Каждый год в начале отпуска – в начале новой эры, когда одним рейсом электрички рвётся связь с загазованными улицами, с каменными лестницами, с телефонами, и ты, как бы кружась, медленно начинаешь оседать в деревенском быте, в моей семье начинаются беспредметные разговоры о том, что избу надо бы подремонтировать. Но всё равно нет денег, да если бы и были, никто не знает, где берут нынче рубероид и доски. Всем тут же становится ясно, что разговоры о ремонте переходят в планы будущего года, а я, чтобы подкрепить окончательное облегчение, неизменно вспоминаю мать: "Наш дом НИКОГДА не рухнет, его тополя держат".

Тополя – те самые, из истории с садом… Могучие, родословные тополя… Лезу в голбец – и обязательно люблю тронуть рукой их корни. Во мраке холодного подпола их видно, они действительно обхватили мой дом и не дают ему упасть. Как ни странно...

А меня держит Кашина: счастье и свет. Чем дальше проживаю жизнь – тем больше… Где бы я видела закаты? – в городе нету неба… Поля белого клевера, кашки. Где б слышала звук, родившийся от соприкосновения дождевых капель с листьями?.. Где дышала бы запахом богородской травы… на огромном холме с белыми скалами над маленькой речкой… и с розовыми ромашками в зелёной траве под берёзами… где, раскинувши руки, обнимала ветер. Где внимала бы степанидиным причетам, давшим такую работу уму и сердцу, какой я не могла в себе предположить.

 Каждое новое лето детские подружки моей матери Степанида и Матрёна встречают меня в Кашине: "А что, Марея, ноне ведь Лизавете-то Димитревне будет уже подико девятый годок…" Это не праздные разговоры, не долг вежливости даже. Это память. Свет далёкого детства.

Вот так оно идёт и идёт, и вяжется, вяжется… Голубеньки глазки сделали салазки, сели да поехали – к дедушке заехали. – Чего, деде, делашь? – Ступу да лопату, корову горбату. Корова-то с кошку, надоила с ложку. Пора баушке вставать – курам зёрнышки давать. Куры улетели, на сосёнку сели…

Колыбельные моего детства – забавная самодеятельность матери, заквашенная на какой-то очень приблизительной народности – в смысле текстов, и в то же время очень верной – в смысле сути, в смысле жалости к дитю, в смысле угадывания, что не столько погремушки нужны ему в колыбели, сколько импульсы живой души. И глотала я эту смесь, любя и не любя её.

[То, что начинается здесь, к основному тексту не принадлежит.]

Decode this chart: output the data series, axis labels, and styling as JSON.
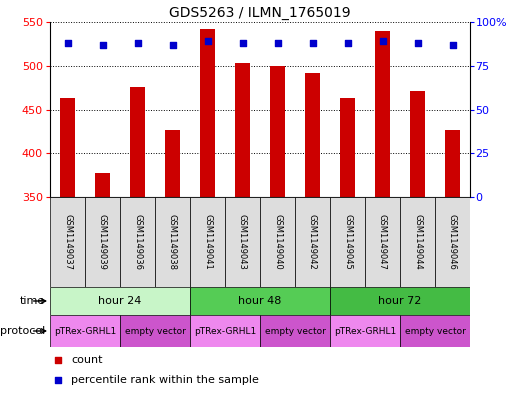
{
  "title": "GDS5263 / ILMN_1765019",
  "samples": [
    "GSM1149037",
    "GSM1149039",
    "GSM1149036",
    "GSM1149038",
    "GSM1149041",
    "GSM1149043",
    "GSM1149040",
    "GSM1149042",
    "GSM1149045",
    "GSM1149047",
    "GSM1149044",
    "GSM1149046"
  ],
  "counts": [
    463,
    377,
    476,
    427,
    542,
    503,
    500,
    492,
    463,
    540,
    471,
    427
  ],
  "percentile_ranks": [
    88,
    87,
    88,
    87,
    89,
    88,
    88,
    88,
    88,
    89,
    88,
    87
  ],
  "ylim_left": [
    350,
    550
  ],
  "ylim_right": [
    0,
    100
  ],
  "yticks_left": [
    350,
    400,
    450,
    500,
    550
  ],
  "yticks_right": [
    0,
    25,
    50,
    75,
    100
  ],
  "bar_color": "#cc0000",
  "dot_color": "#0000cc",
  "time_groups": [
    {
      "label": "hour 24",
      "start": 0,
      "end": 4,
      "color": "#c8f5c8"
    },
    {
      "label": "hour 48",
      "start": 4,
      "end": 8,
      "color": "#55cc55"
    },
    {
      "label": "hour 72",
      "start": 8,
      "end": 12,
      "color": "#44bb44"
    }
  ],
  "protocol_groups": [
    {
      "label": "pTRex-GRHL1",
      "start": 0,
      "end": 2,
      "color": "#ee88ee"
    },
    {
      "label": "empty vector",
      "start": 2,
      "end": 4,
      "color": "#cc55cc"
    },
    {
      "label": "pTRex-GRHL1",
      "start": 4,
      "end": 6,
      "color": "#ee88ee"
    },
    {
      "label": "empty vector",
      "start": 6,
      "end": 8,
      "color": "#cc55cc"
    },
    {
      "label": "pTRex-GRHL1",
      "start": 8,
      "end": 10,
      "color": "#ee88ee"
    },
    {
      "label": "empty vector",
      "start": 10,
      "end": 12,
      "color": "#cc55cc"
    }
  ],
  "sample_box_color": "#dddddd",
  "legend_count_color": "#cc0000",
  "legend_dot_color": "#0000cc",
  "background_color": "#ffffff"
}
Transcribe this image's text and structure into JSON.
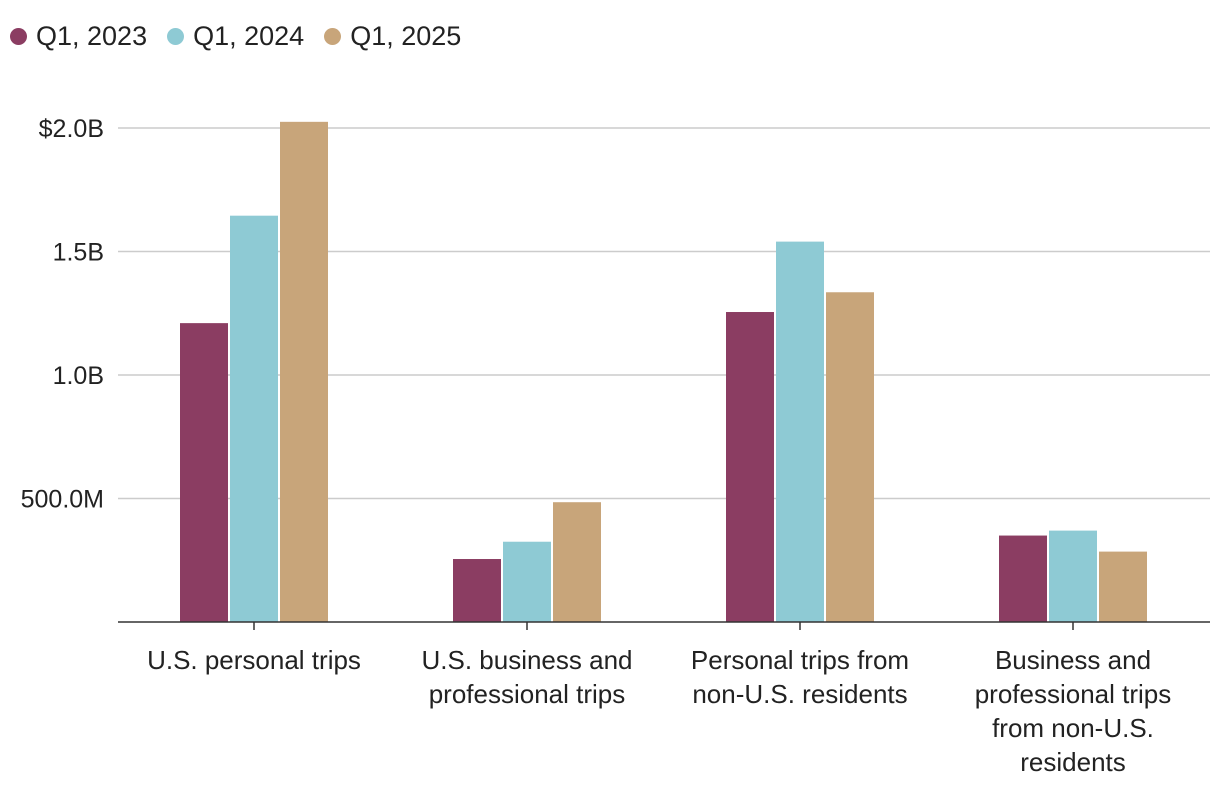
{
  "chart_data": {
    "type": "bar",
    "title": "",
    "xlabel": "",
    "ylabel": "",
    "categories": [
      [
        "U.S. personal trips"
      ],
      [
        "U.S. business and",
        "professional trips"
      ],
      [
        "Personal trips from",
        "non-U.S. residents"
      ],
      [
        "Business and",
        "professional trips",
        "from non-U.S.",
        "residents"
      ]
    ],
    "series": [
      {
        "name": "Q1, 2023",
        "color": "#8b3d62",
        "values": [
          1.21,
          0.255,
          1.255,
          0.35
        ]
      },
      {
        "name": "Q1, 2024",
        "color": "#8ecad4",
        "values": [
          1.645,
          0.325,
          1.54,
          0.37
        ]
      },
      {
        "name": "Q1, 2025",
        "color": "#c8a57a",
        "values": [
          2.025,
          0.485,
          1.335,
          0.285
        ]
      }
    ],
    "ylim": [
      0,
      2.0
    ],
    "unit": "billions of dollars",
    "yticks": [
      {
        "value": 0.5,
        "label": "500.0M"
      },
      {
        "value": 1.0,
        "label": "1.0B"
      },
      {
        "value": 1.5,
        "label": "1.5B"
      },
      {
        "value": 2.0,
        "label": "$2.0B"
      }
    ],
    "grid": true,
    "legend": "top-left"
  }
}
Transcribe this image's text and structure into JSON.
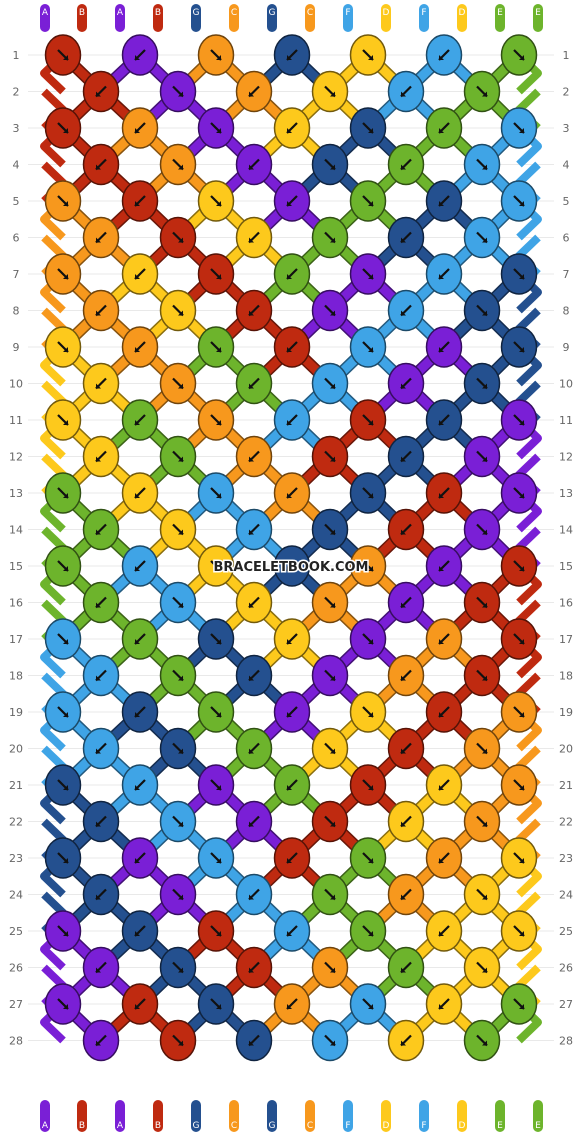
{
  "colors": {
    "A": "#7a1fd6",
    "B": "#bf2a10",
    "G": "#24508f",
    "C": "#f7981d",
    "F": "#3fa4e6",
    "D": "#fdc91c",
    "E": "#6db42c"
  },
  "watermark": "BRACELETBOOK.COM",
  "strands": [
    "A",
    "B",
    "A",
    "B",
    "G",
    "C",
    "G",
    "C",
    "F",
    "D",
    "F",
    "D",
    "E",
    "E"
  ],
  "row_labels": [
    "1",
    "2",
    "3",
    "4",
    "5",
    "6",
    "7",
    "8",
    "9",
    "10",
    "11",
    "12",
    "13",
    "14",
    "15",
    "16",
    "17",
    "18",
    "19",
    "20",
    "21",
    "22",
    "23",
    "24",
    "25",
    "26",
    "27",
    "28"
  ],
  "knot_rows": [
    [
      "B",
      "A",
      "C",
      "G",
      "D",
      "F",
      "E"
    ],
    [
      "B",
      "A",
      "C",
      "D",
      "F",
      "E"
    ],
    [
      "B",
      "C",
      "A",
      "D",
      "G",
      "E",
      "F"
    ],
    [
      "B",
      "C",
      "A",
      "G",
      "E",
      "F"
    ],
    [
      "C",
      "B",
      "D",
      "A",
      "E",
      "G",
      "F"
    ],
    [
      "C",
      "B",
      "D",
      "E",
      "G",
      "F"
    ],
    [
      "C",
      "D",
      "B",
      "E",
      "A",
      "F",
      "G"
    ],
    [
      "C",
      "D",
      "B",
      "A",
      "F",
      "G"
    ],
    [
      "D",
      "C",
      "E",
      "B",
      "F",
      "A",
      "G"
    ],
    [
      "D",
      "C",
      "E",
      "F",
      "A",
      "G"
    ],
    [
      "D",
      "E",
      "C",
      "F",
      "B",
      "G",
      "A"
    ],
    [
      "D",
      "E",
      "C",
      "B",
      "G",
      "A"
    ],
    [
      "E",
      "D",
      "F",
      "C",
      "G",
      "B",
      "A"
    ],
    [
      "E",
      "D",
      "F",
      "G",
      "B",
      "A"
    ],
    [
      "E",
      "F",
      "D",
      "G",
      "C",
      "A",
      "B"
    ],
    [
      "E",
      "F",
      "D",
      "C",
      "A",
      "B"
    ],
    [
      "F",
      "E",
      "G",
      "D",
      "A",
      "C",
      "B"
    ],
    [
      "F",
      "E",
      "G",
      "A",
      "C",
      "B"
    ],
    [
      "F",
      "G",
      "E",
      "A",
      "D",
      "B",
      "C"
    ],
    [
      "F",
      "G",
      "E",
      "D",
      "B",
      "C"
    ],
    [
      "G",
      "F",
      "A",
      "E",
      "B",
      "D",
      "C"
    ],
    [
      "G",
      "F",
      "A",
      "B",
      "D",
      "C"
    ],
    [
      "G",
      "A",
      "F",
      "B",
      "E",
      "C",
      "D"
    ],
    [
      "G",
      "A",
      "F",
      "E",
      "C",
      "D"
    ],
    [
      "A",
      "G",
      "B",
      "F",
      "E",
      "D",
      "D"
    ],
    [
      "A",
      "G",
      "B",
      "C",
      "E",
      "D"
    ],
    [
      "A",
      "B",
      "G",
      "C",
      "F",
      "D",
      "E"
    ],
    [
      "A",
      "B",
      "G",
      "F",
      "D",
      "E"
    ]
  ]
}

 Меня очень обижала, например, такая самодеятельность: "Баю-бай, баю-бай, пошла киса под сарай, под сараем Маша спит, кисе незачем ходить". Было жаль себя: почему же я под сараем? И обидно: с какой стати кисе незачем ходить, с кисой всё-таки под сараем не так одиноко. (А Борис-то сейчас поёт нашей внучке Машеньке: "под сараем киса спит, Маше незачем ходить". Мне Оттуда видно.) Тем не менее я слушала колыбельные с замиранием сердца. Уж и большая была – во втором, может быть в третьем классе – всегда засыпала под сочинительства матери.

ДЕРЕВО
Женщин нельзя оставлять. Они просыпаются ночью - и как пугливы… А вдруг кто-нибудь закричит под окном? Или скажет шепотом. Правда, не лучше, если всё молчит. Поскольку нет никакого выхода, то пусть лучше не просыпаются, но спят до утра. Держите
 их за руку, не оставляйте – пока они молоды и в старости.
Будем справедливы. Все понимают, что трудно. А что предлагаете?